The study, published in The Lancet Infectious Diseases, assessed the effectiveness of the WHO's Hand Hygiene Program, which launched in 2009. The researchers looked at 55 departments in 43 hospitals across five countries – Africa, Costa Rica, Italy, Pakistan and Saudi Arabia. 


Professor McLaws said that previous research revealed nurses are quicker to follow an organisation’s request to comply with new practices.


"They may well speak as an individual but they will come together as a group,” she said.


"Doctors will talk about it as an individual and talk amongst their peers and then assume that rules or new practices don’t apply to them because they are very individual.”


The hand hygiene program, featuring an alcohol-based hand rub, had proven a major success with nurses, according to Professor McLaws.


"It’s quite remarkable. Just finding the time with a little bit of effort and having the resources you can actually persuade nurses to come on board with a really easy program that reduces infections,” she said.

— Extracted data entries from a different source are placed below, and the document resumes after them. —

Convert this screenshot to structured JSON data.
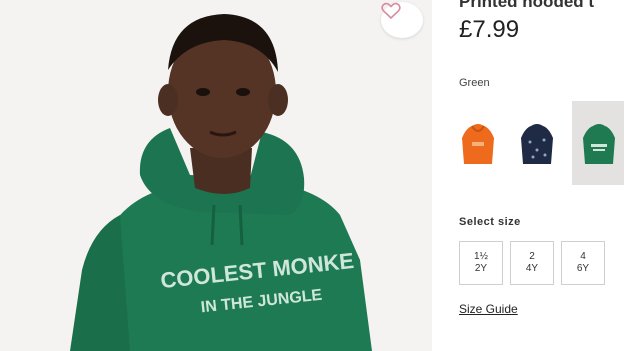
{
  "product": {
    "title": "Printed hooded t",
    "price": "£7.99",
    "photo_text_line1": "COOLEST MONKE",
    "photo_text_line2": "IN THE JUNGLE"
  },
  "color": {
    "selected_label": "Green",
    "swatches": [
      {
        "name": "orange",
        "hex": "#ee6a1d"
      },
      {
        "name": "navy",
        "hex": "#1f2a44"
      },
      {
        "name": "green",
        "hex": "#1f7a52"
      }
    ]
  },
  "size": {
    "label": "Select size",
    "options": [
      {
        "line1": "1½",
        "line2": "2Y"
      },
      {
        "line1": "2",
        "line2": "4Y"
      },
      {
        "line1": "4",
        "line2": "6Y"
      }
    ],
    "guide_label": "Size Guide"
  },
  "icons": {
    "favorite": "heart-icon"
  }
}
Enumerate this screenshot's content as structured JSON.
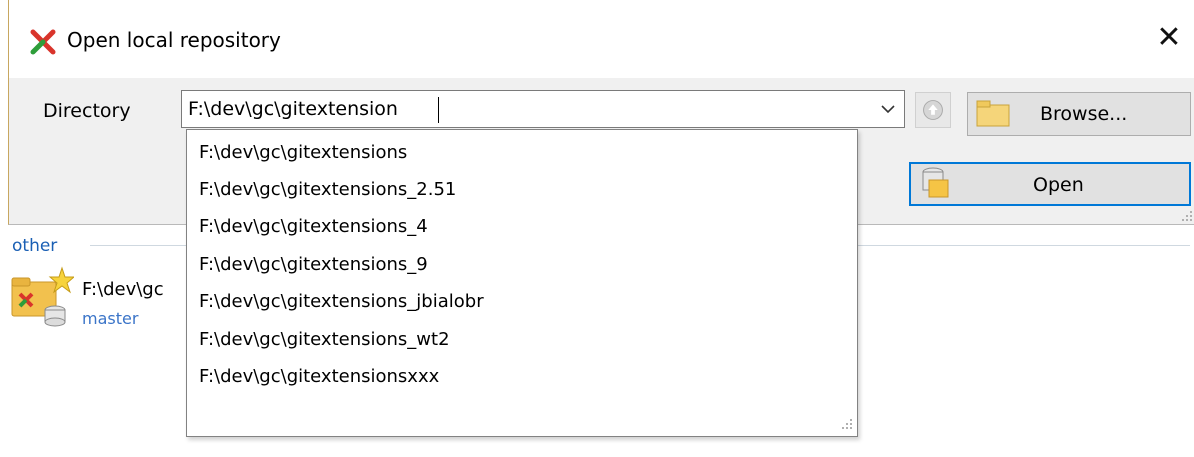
{
  "background": {
    "group_label": "other",
    "repo": {
      "path": "F:\\dev\\gc",
      "branch": "master"
    }
  },
  "dialog": {
    "title": "Open local repository",
    "close_symbol": "✕",
    "directory_label": "Directory",
    "directory_value": "F:\\dev\\gc\\gitextension",
    "browse_label": "Browse...",
    "open_label": "Open"
  },
  "suggestions": [
    "F:\\dev\\gc\\gitextensions",
    "F:\\dev\\gc\\gitextensions_2.51",
    "F:\\dev\\gc\\gitextensions_4",
    "F:\\dev\\gc\\gitextensions_9",
    "F:\\dev\\gc\\gitextensions_jbialobr",
    "F:\\dev\\gc\\gitextensions_wt2",
    "F:\\dev\\gc\\gitextensionsxxx"
  ],
  "icons": {
    "app": "git-extensions-icon",
    "dropdown": "chevron-down-icon",
    "up": "folder-up-icon",
    "browse": "folder-icon",
    "open": "open-repository-icon",
    "repo": "repository-folder-star-icon"
  },
  "colors": {
    "accent": "#0078d7",
    "group_label": "#1a5fb4",
    "branch": "#3a74c8",
    "app_icon_red": "#d9342b",
    "app_icon_green": "#2e9e3a"
  }
}
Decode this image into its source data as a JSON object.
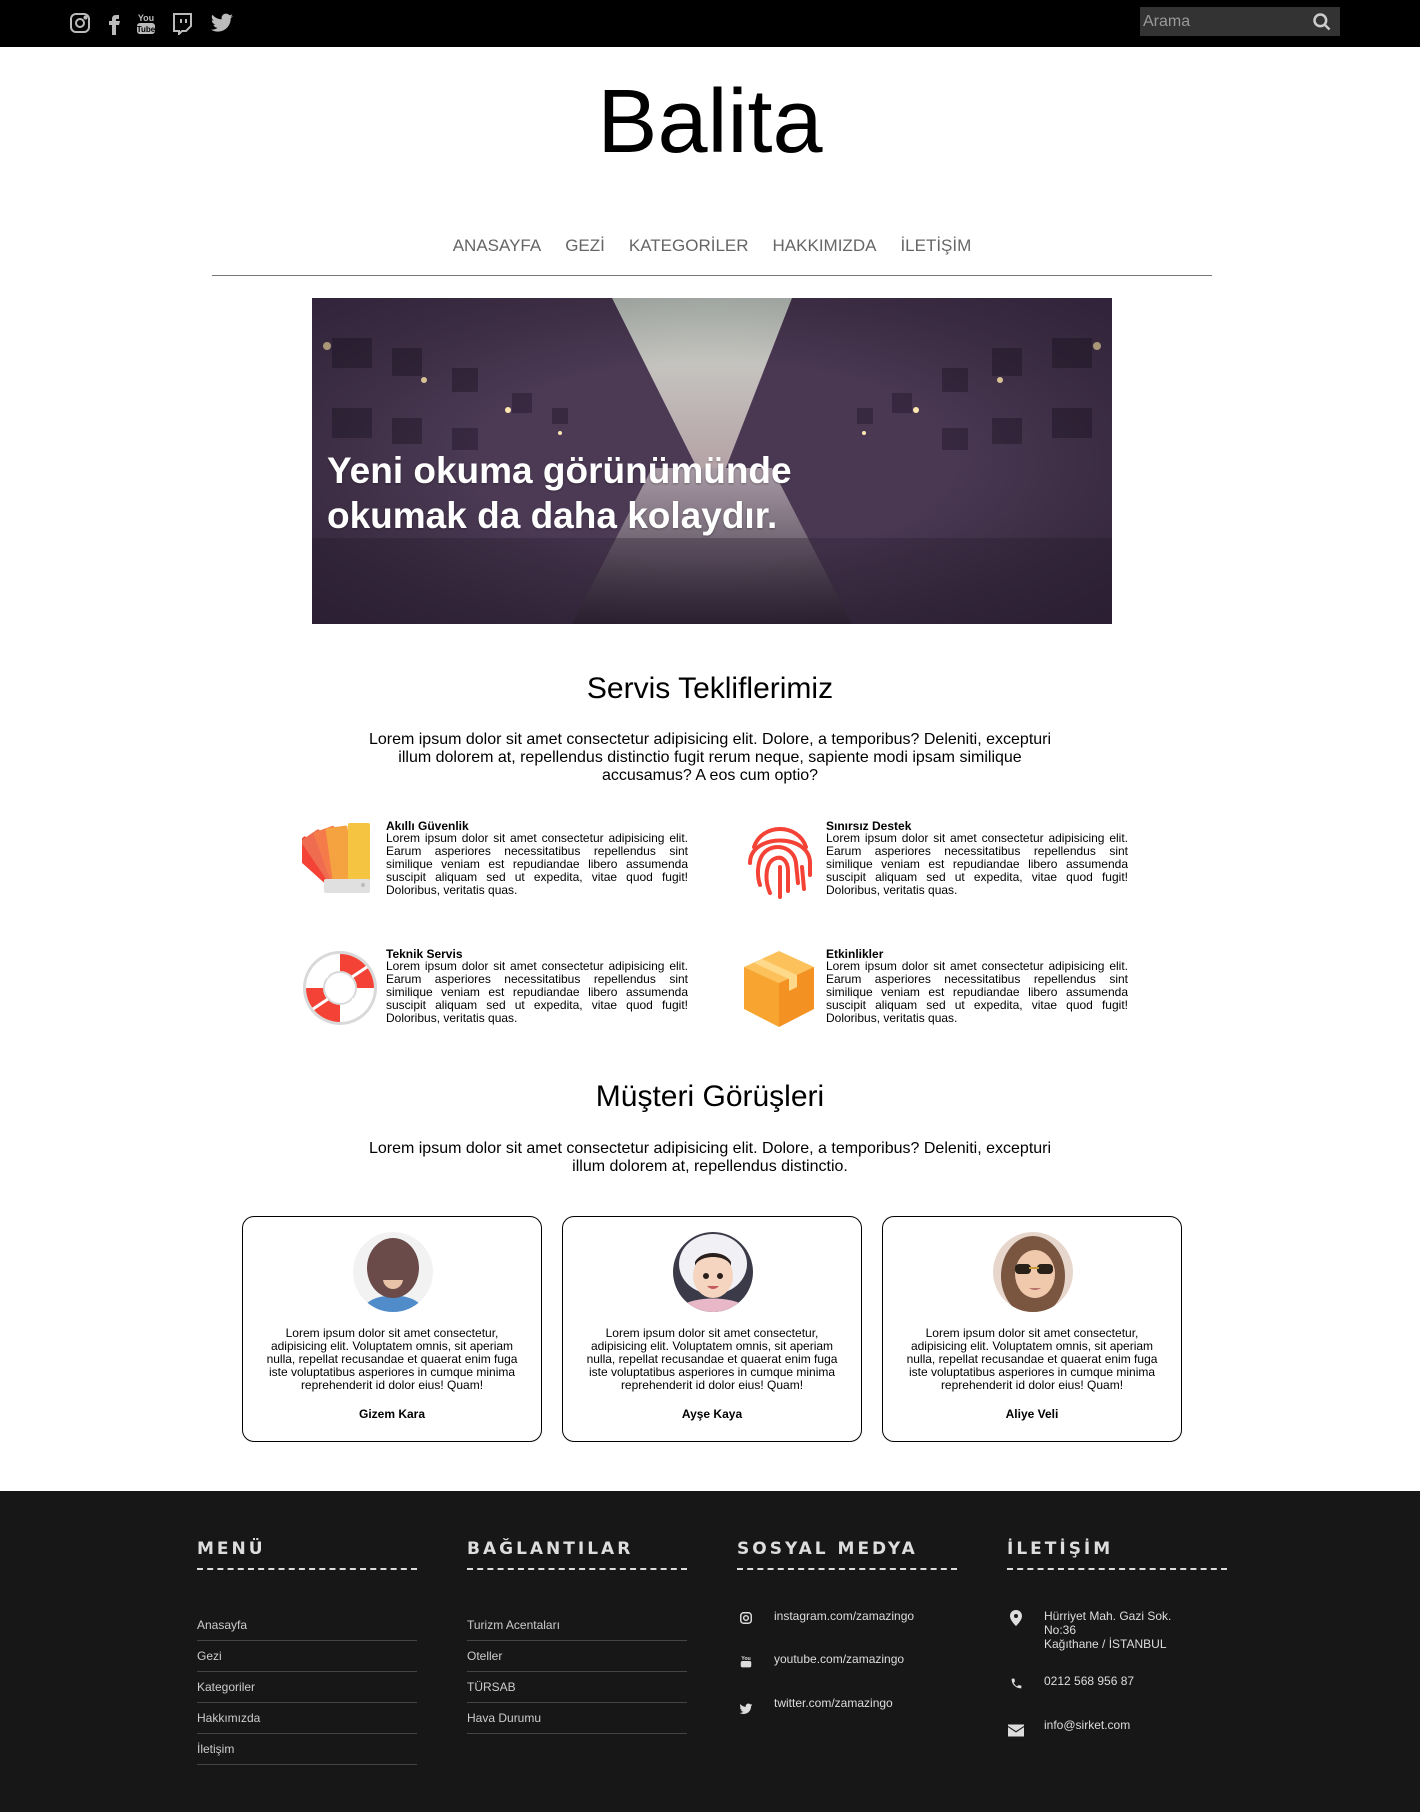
{
  "topbar": {
    "socials": [
      "instagram-icon",
      "facebook-icon",
      "youtube-icon",
      "twitch-icon",
      "twitter-icon"
    ],
    "search_placeholder": "Arama"
  },
  "logo": "Balita",
  "nav": [
    "ANASAYFA",
    "GEZİ",
    "KATEGORİLER",
    "HAKKIMIZDA",
    "İLETİŞİM"
  ],
  "hero": {
    "line1": "Yeni okuma görünümünde",
    "line2": "okumak da daha kolaydır."
  },
  "services": {
    "title": "Servis Tekliflerimiz",
    "description": "Lorem ipsum dolor sit amet consectetur adipisicing elit. Dolore, a temporibus? Deleniti, excepturi illum dolorem at, repellendus distinctio fugit rerum neque, sapiente modi ipsam similique accusamus? A eos cum optio?",
    "items": [
      {
        "title": "Akıllı Güvenlik",
        "icon": "color-swatch-icon",
        "text": "Lorem ipsum dolor sit amet consectetur adipisicing elit. Earum asperiores necessitatibus repellendus sint similique veniam est repudiandae libero assumenda suscipit aliquam sed ut expedita, vitae quod fugit! Doloribus, veritatis quas."
      },
      {
        "title": "Sınırsız Destek",
        "icon": "fingerprint-icon",
        "text": "Lorem ipsum dolor sit amet consectetur adipisicing elit. Earum asperiores necessitatibus repellendus sint similique veniam est repudiandae libero assumenda suscipit aliquam sed ut expedita, vitae quod fugit! Doloribus, veritatis quas."
      },
      {
        "title": "Teknik Servis",
        "icon": "lifebuoy-icon",
        "text": "Lorem ipsum dolor sit amet consectetur adipisicing elit. Earum asperiores necessitatibus repellendus sint similique veniam est repudiandae libero assumenda suscipit aliquam sed ut expedita, vitae quod fugit! Doloribus, veritatis quas."
      },
      {
        "title": "Etkinlikler",
        "icon": "box-icon",
        "text": "Lorem ipsum dolor sit amet consectetur adipisicing elit. Earum asperiores necessitatibus repellendus sint similique veniam est repudiandae libero assumenda suscipit aliquam sed ut expedita, vitae quod fugit! Doloribus, veritatis quas."
      }
    ]
  },
  "testimonials": {
    "title": "Müşteri Görüşleri",
    "description": "Lorem ipsum dolor sit amet consectetur adipisicing elit. Dolore, a temporibus? Deleniti, excepturi illum dolorem at, repellendus distinctio.",
    "items": [
      {
        "text": "Lorem ipsum dolor sit amet consectetur, adipisicing elit. Voluptatem omnis, sit aperiam nulla, repellat recusandae et quaerat enim fuga iste voluptatibus asperiores in cumque minima reprehenderit id dolor eius! Quam!",
        "name": "Gizem Kara"
      },
      {
        "text": "Lorem ipsum dolor sit amet consectetur, adipisicing elit. Voluptatem omnis, sit aperiam nulla, repellat recusandae et quaerat enim fuga iste voluptatibus asperiores in cumque minima reprehenderit id dolor eius! Quam!",
        "name": "Ayşe Kaya"
      },
      {
        "text": "Lorem ipsum dolor sit amet consectetur, adipisicing elit. Voluptatem omnis, sit aperiam nulla, repellat recusandae et quaerat enim fuga iste voluptatibus asperiores in cumque minima reprehenderit id dolor eius! Quam!",
        "name": "Aliye Veli"
      }
    ]
  },
  "footer": {
    "menu": {
      "title": "MENÜ",
      "links": [
        "Anasayfa",
        "Gezi",
        "Kategoriler",
        "Hakkımızda",
        "İletişim"
      ]
    },
    "links": {
      "title": "BAĞLANTILAR",
      "links": [
        "Turizm Acentaları",
        "Oteller",
        "TÜRSAB",
        "Hava Durumu"
      ]
    },
    "social": {
      "title": "SOSYAL MEDYA",
      "items": [
        {
          "icon": "instagram-icon",
          "text": "instagram.com/zamazingo"
        },
        {
          "icon": "youtube-icon",
          "text": "youtube.com/zamazingo"
        },
        {
          "icon": "twitter-icon",
          "text": "twitter.com/zamazingo"
        }
      ]
    },
    "contact": {
      "title": "İLETİŞİM",
      "address_line1": "Hürriyet Mah. Gazi Sok.",
      "address_line2": "No:36",
      "address_line3": "Kağıthane / İSTANBUL",
      "phone": "0212 568 956 87",
      "email": "info@sirket.com"
    }
  },
  "colors": {
    "topbar": "#000000",
    "footer": "#171717",
    "accent_orange": "#f5a623",
    "accent_red": "#f44336"
  }
}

Overall, the researchers found that the WHO Hand Hygiene Program was effective in low, mixed and high resourced medical settings. The program was able to improve hand hygiene by 16 percentage points (51% before implementation to 67% after) and knowledge about its importance increased by a third.


"The program provides healthcare workers with global and local support for the first time," added Professor McLaws.


"The introduction of awareness of hand hygiene and simple resources is a great success with very little financial burden to each country."


But despite the program's success, stumbling blocks remain.


"Before the launch, healthcare workers missed around half of the appropriate hand hygiene opportunities and after the program they missed a third," Professor McLaws says.


"The launch is just the first step. The next phase will be harder – changing entrenched poor hand hygiene behaviour in some healthcare workers who have yet to respond to the program."


The WHO hand-hygiene compliance strategy

WHO’s hand-hygiene compliance strategy consists of five main components:

  1. Ensuring health-care workers have access to alcohol-based handrub at the point of patient care;
  2. Training and education of health-care workers on the most important times in patient care for hand hygiene;
  3. Monitoring and feedback on compliance;
  4. Visual reminders at the point of care in the workplace;
  5. Creation of a culture of attention to patient and health-care worker safety within the institution.

According to the WHO Clean Care is Safer Care Programme, when working with patients, hand hygiene should be performed at five key moments, preferably by using an alcohol-based rub or by handwashing with soap and water if hands are visibly dirty. The five moments for hand hygiene are:

  1. Before touching a patient;
  2. Before clean and aseptic procedures (e.g., inserting devices such as catheters);
  3. After contact with body fluids;
  4. After touching a patient;
  5. After touching patient surroundings.